C4IP is also very concerned about the USPTO’s reliance on I-MAK for data that, as the expert agency in charge of patents, it should really be publishing itself. “It’s not like the USPTO is outside of its swim lane here,” Kappos said. “To be relying on data that’s been openly questioned by congress and others—and by that I mean the I-MAK data—that’s so demonstrably false in so many ways and so much a piece of advocacy and not a piece of policymaking,” calls into question the real goal of the RFC, Kappos said.
He added: “You’re talking about data that you’ve got, and that’s in your expert zone; get your own data, do your own analysis. Particularly when you’ve got the best ability to collect and analyze the data of anyone in the world – so go do that.”
GIPC: Any Changes Would Be Premature and Industry-Targeted
The U.S. Chamber of Commerce’s Global Innovation Policy Center (GIPC) in its comments reiterated the call for an independent study to assess the need for the changes implied by the RFC, and called the studies often relied upon by congress, including the most widely-cited I-MAK study, “flawed, unreliable and infected with mistakes.” The GIPC noted three main concerns with the RFC: 1) a lack of support by independent and objective facts; 2) the potential for many of the suggestions, if implemented, to upend patenting practices that “support innovation, economic growth and patient choice”; and 3) conflict with international best practices.
The GIPC proposed that the USPTO instead withdraw the RFC and undertake an independent study of its data in the life sciences area to assess the need for changes and Congress should release the $1.2 billion in previously collected USPTO fees so the Office can use them to make improvements instead of raising fees as proposed. Any final action on many of the proposals, specifically those aimed at the life sciences industry, would be premature and not evidence-based, said the GIPC. The submission also called out the RFC as being inconsistent with the “technology neutral” mandate of the patent system since “it is clear that any contemplated agency action is targeted solely toward life science technologies and patent applications.”

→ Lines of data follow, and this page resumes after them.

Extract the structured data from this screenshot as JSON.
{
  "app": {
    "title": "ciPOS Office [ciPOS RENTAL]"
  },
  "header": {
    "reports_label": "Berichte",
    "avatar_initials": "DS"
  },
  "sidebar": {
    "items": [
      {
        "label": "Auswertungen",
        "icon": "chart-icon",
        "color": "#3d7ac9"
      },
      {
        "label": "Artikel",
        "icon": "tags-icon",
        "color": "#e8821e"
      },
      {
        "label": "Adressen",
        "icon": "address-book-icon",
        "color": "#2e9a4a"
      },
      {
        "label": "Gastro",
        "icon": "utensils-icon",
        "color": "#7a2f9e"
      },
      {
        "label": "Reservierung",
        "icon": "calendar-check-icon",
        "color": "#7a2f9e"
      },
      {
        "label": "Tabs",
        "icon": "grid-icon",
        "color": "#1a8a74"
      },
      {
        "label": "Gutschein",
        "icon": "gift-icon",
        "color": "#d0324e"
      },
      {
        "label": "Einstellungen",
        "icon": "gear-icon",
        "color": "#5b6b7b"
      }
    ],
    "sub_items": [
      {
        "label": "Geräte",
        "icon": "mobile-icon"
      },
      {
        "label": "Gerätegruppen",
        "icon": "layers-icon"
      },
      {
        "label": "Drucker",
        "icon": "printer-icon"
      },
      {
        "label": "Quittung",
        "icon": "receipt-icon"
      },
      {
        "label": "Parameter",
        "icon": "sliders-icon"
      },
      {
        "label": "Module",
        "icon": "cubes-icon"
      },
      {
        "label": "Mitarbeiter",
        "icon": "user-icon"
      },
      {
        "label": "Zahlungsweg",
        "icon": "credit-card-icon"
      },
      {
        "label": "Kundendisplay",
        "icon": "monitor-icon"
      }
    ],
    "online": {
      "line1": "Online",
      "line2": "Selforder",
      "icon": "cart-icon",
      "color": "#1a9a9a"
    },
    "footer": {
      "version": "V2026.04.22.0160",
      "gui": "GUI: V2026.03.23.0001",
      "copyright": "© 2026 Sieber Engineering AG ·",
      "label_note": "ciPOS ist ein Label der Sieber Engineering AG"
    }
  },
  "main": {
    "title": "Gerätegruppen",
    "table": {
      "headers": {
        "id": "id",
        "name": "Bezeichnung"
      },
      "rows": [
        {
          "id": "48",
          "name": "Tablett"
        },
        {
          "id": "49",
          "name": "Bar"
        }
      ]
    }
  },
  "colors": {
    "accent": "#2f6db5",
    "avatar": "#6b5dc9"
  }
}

Comments in Support of Change
Many of the comments supporting some of the changes proposed in the RFC were submitted by patient advocacy groups that contend over-patenting is the source of exorbitantly high drug prices in the United States. The Association for Accessible Medicines (AAM) cited to a study by Rachel Goode & Bernard Chao, as well as a recent New York Times article by Rebecca Robbins, to support its contention that the Humira patent estate, to take one example, “is comprised of 80% duplicative patents.” AAM urged the Office to increase examiner time and training, to modify its count system for examiners, which AAM says presently incentivizes the award of “numerous, overlapping patents,” to consider terminal disclaimers evidence of “obviousness type double patenting,” among other suggestions.
Patients for Affordable Drugs Now, which participated in the recent USPTO Listening Session that addressed many of the issues raised in the RFC, relied on I-MAK’s data in its response, as did the Interfaith Center on Corporate Responsibility, the Campaign for Sustainable Rx Pricing and Families USA.
There were 99 comments posted in response to the RFC as of February 2.